The system attempts to stay ahead of the inevitable crash by making sure that every productive person pays his “fair share”. It hunts for “Free Riders”, both individuals and nations, who still aren’t rolling downhill, tips them over and pushes them off the mountain. All in the name of the greater good.
The “Free Rider” principle is that the benefits of a policy must be forcibly extended to everyone in order to mandate that they help fund the entitlement. There is no natural limit to such an expansion. If your wages can be said to have risen because unions negotiated a new contract, then you can be compelled to pay the union. If you aren’t buying health insurance, then you must be getting it for free. If you aren’t part of the system, then there will be a mandate that will make you part of it.
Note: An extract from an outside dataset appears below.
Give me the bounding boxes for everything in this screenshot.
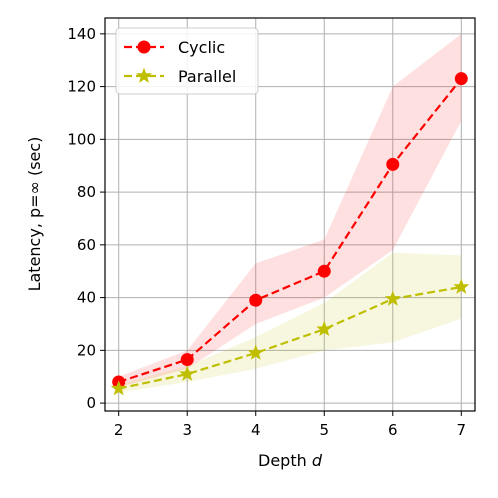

“Free Riders” is a polite version of the Soviet Union’s “Parasites”. The concept is the same. In a system where benefits are extended to everyone, everyone is obligated to the system. The new Crown is not a person, it is an idea. The throne at whose foot a formerly free people kneel is the golden seat of the welfare state. While the fireworks light up the sky, a counterrevolution undid the revolution. There is a new king and his face is on every magazine cover in the land. His bounty is a jagged bear trap that turns everyone into a ward of the state at their own expense.
As the last wave of fireworks die out, the shooting stars sinking to earth and vanishing into the darkness, the light of Independence Day fades and the crowds slowly trudge away from the brief spectacle, past the lines of police barricades, through narrow streets, past government buildings, back to their co-dependent lives in a co-dependent nation where the will of the people and the rights of the individual matter less than the latest proposal to solve the problems of their independence by making the country a more dependent place.
A few hundred years ago in these streets, men and women celebrated the end of tyranny, and in its darkest hour, lines of grim men marched along the waterfront up to the highest point on the island to mount a final defense. Sometimes the older buildings still wear their shadows on their brick walls and by the golden light of the fireworks you can almost see them, shadows moving in the darkness, their footsteps taking them north, a faint song on their lips, muskets in their hands, their lives lost and gained in defense of their freedom.